Comparative example 1

Without the method of example 1, the tobacco leaves and stems of flue-cured tobaccos in Hunan and the tobacco leaves and stems of cigar cores were stored at 25 ℃ under normal circumstances.

Comparative example 2

The difference from comparative example 1 is that in the method, the tobacco leaves and stems of flue-cured tobaccos in Hunan and the tobacco leaves and stems of cigar cores are stored at 45 ℃ under a conventional environment.

Comparative example 3

The difference from the example 1 is that the method does not comprise spraying Na₂CO₃-NaHCO₃Buffer solution and alginic acid solution.

Comparative example 4

The difference from the example 1 is that the method does not comprise spraying Na₂CO₃-NaHCO₃Buffer solution and vacuum pumping treatment.

Comparative example 5

The method is the same as example 1 except that spraying of the alginic acid solution and vacuuming are not included in the method.

The effect of the different treatments in example 1 and comparative examples 1-5 on the TSNAs content of the tobacco leaves and stems of cured tobacco leaves and stems in the south of the lake and of cigar cores was determined and the results are shown in tables 1 and 2 below.

TABLE 1 influence of different treatment methods on TSNAs content of Hunan cured tobacco leaves and stems

TABLE 2 Effect of different treatment methods on the TSNAs content of cigar core tobacco and tobacco stems

As can be seen from tables 1 and 2:

(1) comparative examples 1-2 the samples were not evacuated and sprayed with a 1.5mol/L mass ratio of 9: 1 of Na₂CO₃-NaHCO₃In the case of a buffer (pH 9.296) and 0.1g/L trehalate solution, the total TSNAs content at 25 ℃ storage temperature was much less than 45 ℃, i.e. the total TSNAs content increased gradually with increasing storage temperature.

(2) As can be seen from tables 1 and 2, in comparative examples 3 to 5, samples were evacuated or sprayed with a 1.5mol/L mass ratio of 9: 1 of Na₂CO₃-NaHCO₃The total TSNAs content was reduced by either a buffer (pH 9.296) or by spraying with 0.1g/L of a solution of alginic acid, but was significantly lower than that of comparative example 1.

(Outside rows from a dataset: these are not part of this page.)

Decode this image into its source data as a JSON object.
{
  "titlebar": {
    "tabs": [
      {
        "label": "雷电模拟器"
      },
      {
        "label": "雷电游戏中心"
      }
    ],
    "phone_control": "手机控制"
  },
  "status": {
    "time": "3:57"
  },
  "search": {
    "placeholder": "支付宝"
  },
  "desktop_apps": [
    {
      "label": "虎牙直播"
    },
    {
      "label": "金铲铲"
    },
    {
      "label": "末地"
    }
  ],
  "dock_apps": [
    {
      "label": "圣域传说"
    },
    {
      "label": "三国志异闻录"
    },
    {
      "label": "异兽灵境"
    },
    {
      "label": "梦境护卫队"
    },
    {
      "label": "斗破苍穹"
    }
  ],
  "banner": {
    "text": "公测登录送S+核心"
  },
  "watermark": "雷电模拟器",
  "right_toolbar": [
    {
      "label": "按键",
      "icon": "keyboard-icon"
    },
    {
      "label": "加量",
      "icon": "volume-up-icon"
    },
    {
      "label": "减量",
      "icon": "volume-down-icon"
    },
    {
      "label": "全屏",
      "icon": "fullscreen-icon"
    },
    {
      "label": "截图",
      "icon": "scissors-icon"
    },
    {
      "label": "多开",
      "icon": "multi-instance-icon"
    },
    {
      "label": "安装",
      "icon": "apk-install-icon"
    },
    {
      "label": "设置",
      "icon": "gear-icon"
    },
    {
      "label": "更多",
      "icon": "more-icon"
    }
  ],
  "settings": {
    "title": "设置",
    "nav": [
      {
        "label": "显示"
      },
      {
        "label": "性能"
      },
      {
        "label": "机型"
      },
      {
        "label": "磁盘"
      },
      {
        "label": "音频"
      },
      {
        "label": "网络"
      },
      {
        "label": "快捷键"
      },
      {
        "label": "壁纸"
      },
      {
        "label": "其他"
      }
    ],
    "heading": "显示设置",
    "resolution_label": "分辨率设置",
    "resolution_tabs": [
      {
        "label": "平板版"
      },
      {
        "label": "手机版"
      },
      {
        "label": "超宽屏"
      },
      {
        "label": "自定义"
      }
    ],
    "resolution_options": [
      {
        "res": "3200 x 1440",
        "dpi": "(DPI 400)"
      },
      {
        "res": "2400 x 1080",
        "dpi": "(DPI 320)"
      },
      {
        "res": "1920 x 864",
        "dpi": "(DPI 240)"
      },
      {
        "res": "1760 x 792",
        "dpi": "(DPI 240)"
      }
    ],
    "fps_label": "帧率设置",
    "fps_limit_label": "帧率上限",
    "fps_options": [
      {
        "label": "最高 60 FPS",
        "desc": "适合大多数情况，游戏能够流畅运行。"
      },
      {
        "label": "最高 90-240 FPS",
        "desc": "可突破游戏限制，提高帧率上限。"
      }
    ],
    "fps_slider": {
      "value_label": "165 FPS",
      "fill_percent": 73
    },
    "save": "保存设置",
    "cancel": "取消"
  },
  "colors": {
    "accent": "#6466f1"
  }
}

(3) Comparative example 1 compared to example 1, the total TSNAs content of the process disclosed herein at a storage temperature of 45 ℃ is significantly lower than the total TSNAs content before storage as well as at 25 ℃.

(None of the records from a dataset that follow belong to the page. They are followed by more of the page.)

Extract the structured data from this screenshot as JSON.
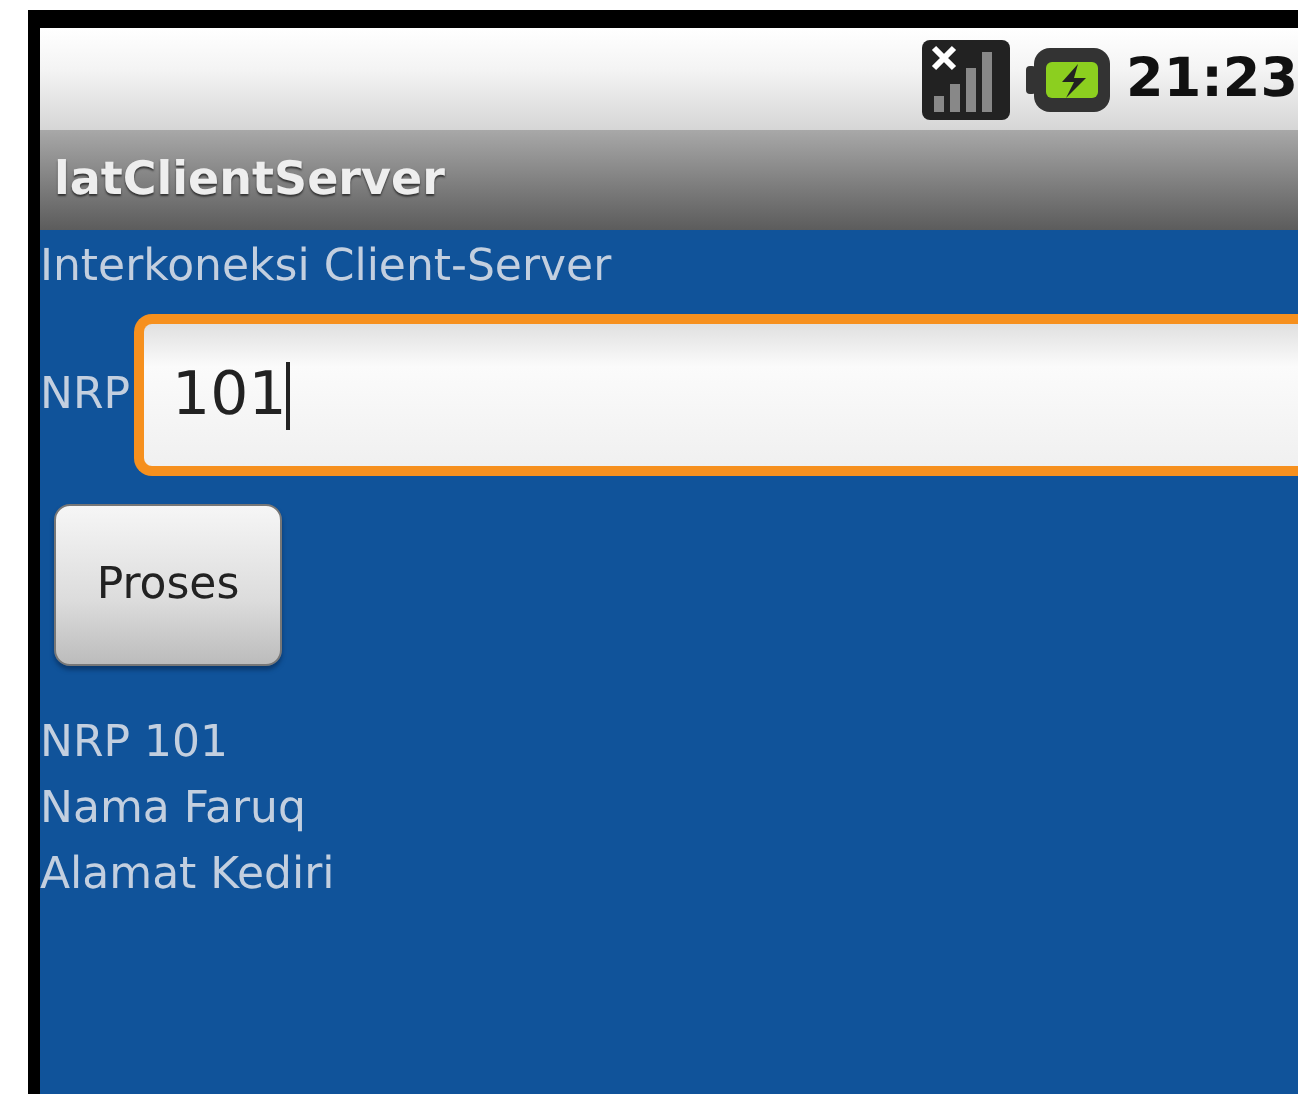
{
  "status_bar": {
    "time": "21:23"
  },
  "title_bar": {
    "title": "latClientServer"
  },
  "content": {
    "heading": "Interkoneksi Client-Server",
    "field": {
      "label": "NRP",
      "value": "101",
      "focused": true
    },
    "button": {
      "label": "Proses"
    },
    "results": [
      "NRP 101",
      "Nama Faruq",
      "Alamat Kediri"
    ]
  }
}
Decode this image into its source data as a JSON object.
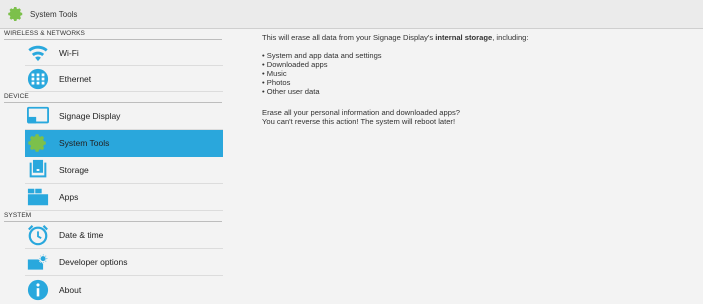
{
  "window": {
    "title": "System Tools"
  },
  "sidebar": {
    "sections": [
      {
        "label": "WIRELESS & NETWORKS"
      },
      {
        "label": "DEVICE"
      },
      {
        "label": "SYSTEM"
      }
    ],
    "items": [
      {
        "label": "Wi-Fi",
        "icon": "wifi-icon"
      },
      {
        "label": "Ethernet",
        "icon": "ethernet-icon"
      },
      {
        "label": "Signage Display",
        "icon": "display-icon"
      },
      {
        "label": "System Tools",
        "icon": "gear-icon",
        "selected": true
      },
      {
        "label": "Storage",
        "icon": "storage-icon"
      },
      {
        "label": "Apps",
        "icon": "apps-icon"
      },
      {
        "label": "Date & time",
        "icon": "clock-icon"
      },
      {
        "label": "Developer options",
        "icon": "developer-options-icon"
      },
      {
        "label": "About",
        "icon": "info-icon"
      }
    ]
  },
  "main": {
    "intro_pre": "This will erase all data from your Signage Display's ",
    "intro_bold": "internal storage",
    "intro_post": ", including:",
    "bullets": [
      "System and app data and settings",
      "Downloaded apps",
      "Music",
      "Photos",
      "Other user data"
    ],
    "warning_line1": "Erase all your personal information and downloaded apps?",
    "warning_line2": "You can't reverse this action! The system will reboot later!"
  },
  "colors": {
    "accent": "#2aa7dc",
    "icon_blue": "#29a8dd",
    "background": "#f3f3f3"
  }
}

In conclusion, compared with the method before storage or during storage at normal temperature, the method disclosed by the invention can effectively inhibit the generation of nitrosamine, reduce the content of nitrosamine in the storage process of tobacco stems and leaves and reduce smoking harm.

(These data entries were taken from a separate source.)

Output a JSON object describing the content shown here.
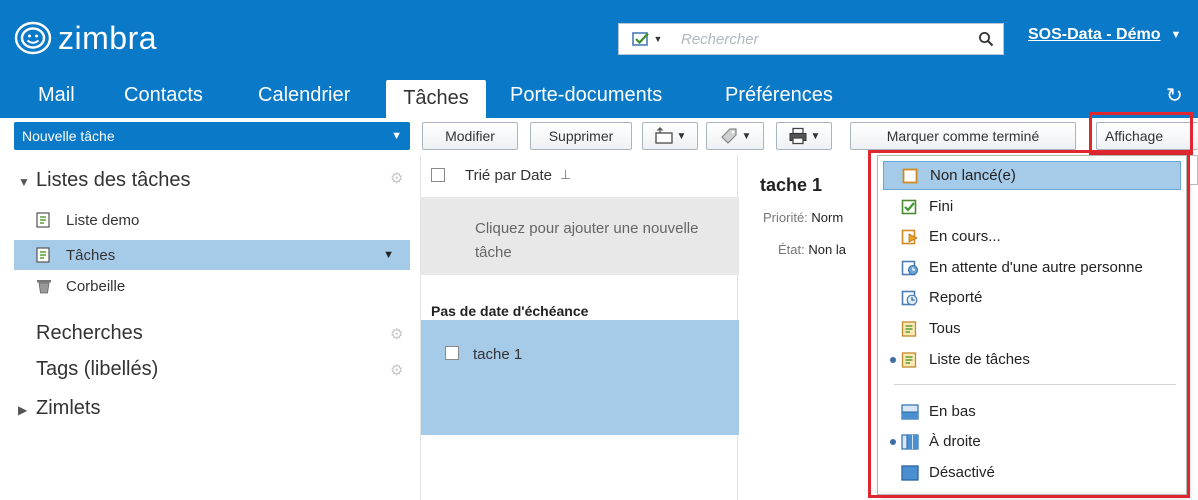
{
  "app": {
    "logo_text": "zimbra"
  },
  "search": {
    "placeholder": "Rechercher",
    "value": ""
  },
  "user": {
    "name": "SOS-Data - Démo"
  },
  "tabs": [
    {
      "label": "Mail"
    },
    {
      "label": "Contacts"
    },
    {
      "label": "Calendrier"
    },
    {
      "label": "Tâches",
      "active": true
    },
    {
      "label": "Porte-documents"
    },
    {
      "label": "Préférences"
    }
  ],
  "toolbar": {
    "new_task_label": "Nouvelle tâche",
    "edit_label": "Modifier",
    "delete_label": "Supprimer",
    "mark_done_label": "Marquer comme terminé",
    "view_label": "Affichage"
  },
  "sidebar": {
    "task_lists_header": "Listes des tâches",
    "items": [
      {
        "label": "Liste demo"
      },
      {
        "label": "Tâches",
        "selected": true
      },
      {
        "label": "Corbeille"
      }
    ],
    "searches_header": "Recherches",
    "tags_header": "Tags (libellés)",
    "zimlets_header": "Zimlets"
  },
  "list": {
    "sort_label": "Trié par Date",
    "add_placeholder": "Cliquez pour ajouter une nouvelle tâche",
    "group_label": "Pas de date d'échéance",
    "tasks": [
      {
        "name": "tache 1"
      }
    ]
  },
  "reading": {
    "title": "tache 1",
    "priority_key": "Priorité:",
    "priority_value": "Norm",
    "state_key": "État:",
    "state_value": "Non la"
  },
  "view_menu": {
    "filters": [
      {
        "label": "Non lancé(e)",
        "icon": "task-not-started-icon",
        "highlighted": true
      },
      {
        "label": "Fini",
        "icon": "task-completed-icon"
      },
      {
        "label": "En cours...",
        "icon": "task-in-progress-icon"
      },
      {
        "label": "En attente d'une autre personne",
        "icon": "task-waiting-icon"
      },
      {
        "label": "Reporté",
        "icon": "task-deferred-icon"
      },
      {
        "label": "Tous",
        "icon": "task-all-icon"
      },
      {
        "label": "Liste de tâches",
        "icon": "task-list-icon",
        "selected": true
      }
    ],
    "reading_pane": [
      {
        "label": "En bas",
        "icon": "pane-bottom-icon"
      },
      {
        "label": "À droite",
        "icon": "pane-right-icon",
        "selected": true
      },
      {
        "label": "Désactivé",
        "icon": "pane-off-icon"
      }
    ]
  },
  "colors": {
    "brand_blue": "#0a79c8",
    "selection": "#a6cbe8",
    "highlight_frame": "#e0262e"
  }
}
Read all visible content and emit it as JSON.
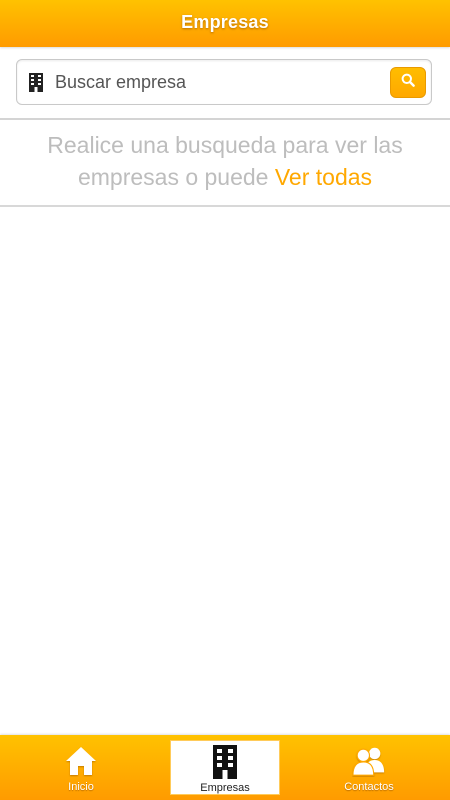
{
  "header": {
    "title": "Empresas"
  },
  "search": {
    "placeholder": "Buscar empresa",
    "value": "",
    "prefix_icon": "building-icon",
    "button_icon": "search-icon"
  },
  "message": {
    "text": "Realice una busqueda para ver las empresas o puede ",
    "link_text": "Ver todas"
  },
  "bottom_nav": {
    "items": [
      {
        "label": "Inicio",
        "icon": "home-icon",
        "active": false
      },
      {
        "label": "Empresas",
        "icon": "building-icon",
        "active": true
      },
      {
        "label": "Contactos",
        "icon": "contacts-icon",
        "active": false
      }
    ]
  },
  "colors": {
    "accent": "#ffa800",
    "header_top": "#ffc200",
    "header_bottom": "#ff9b00",
    "message_text": "#bdbdbd"
  }
}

The above-described embodiments are merely illustrative of the preferred embodiments of the present invention, and do not limit the scope of the present invention, and various modifications and improvements of the technical solutions of the present invention can be made by those skilled in the art without departing from the spirit of the present invention, and the technical solutions of the present invention are within the scope of the present invention defined by the claims.

Claims

1. A method for reducing nitrosamine in a tobacco storage process is characterized in that tobacco stems and tobacco leaves are placed in an alkaline storage environment, and then vacuum treatment is carried out after an alginic acid solution is sprayed to inhibit the generation of nitrosamine.

2. The method of claim 1, wherein the concentration of the alginic acid solution is 0.1 g/L.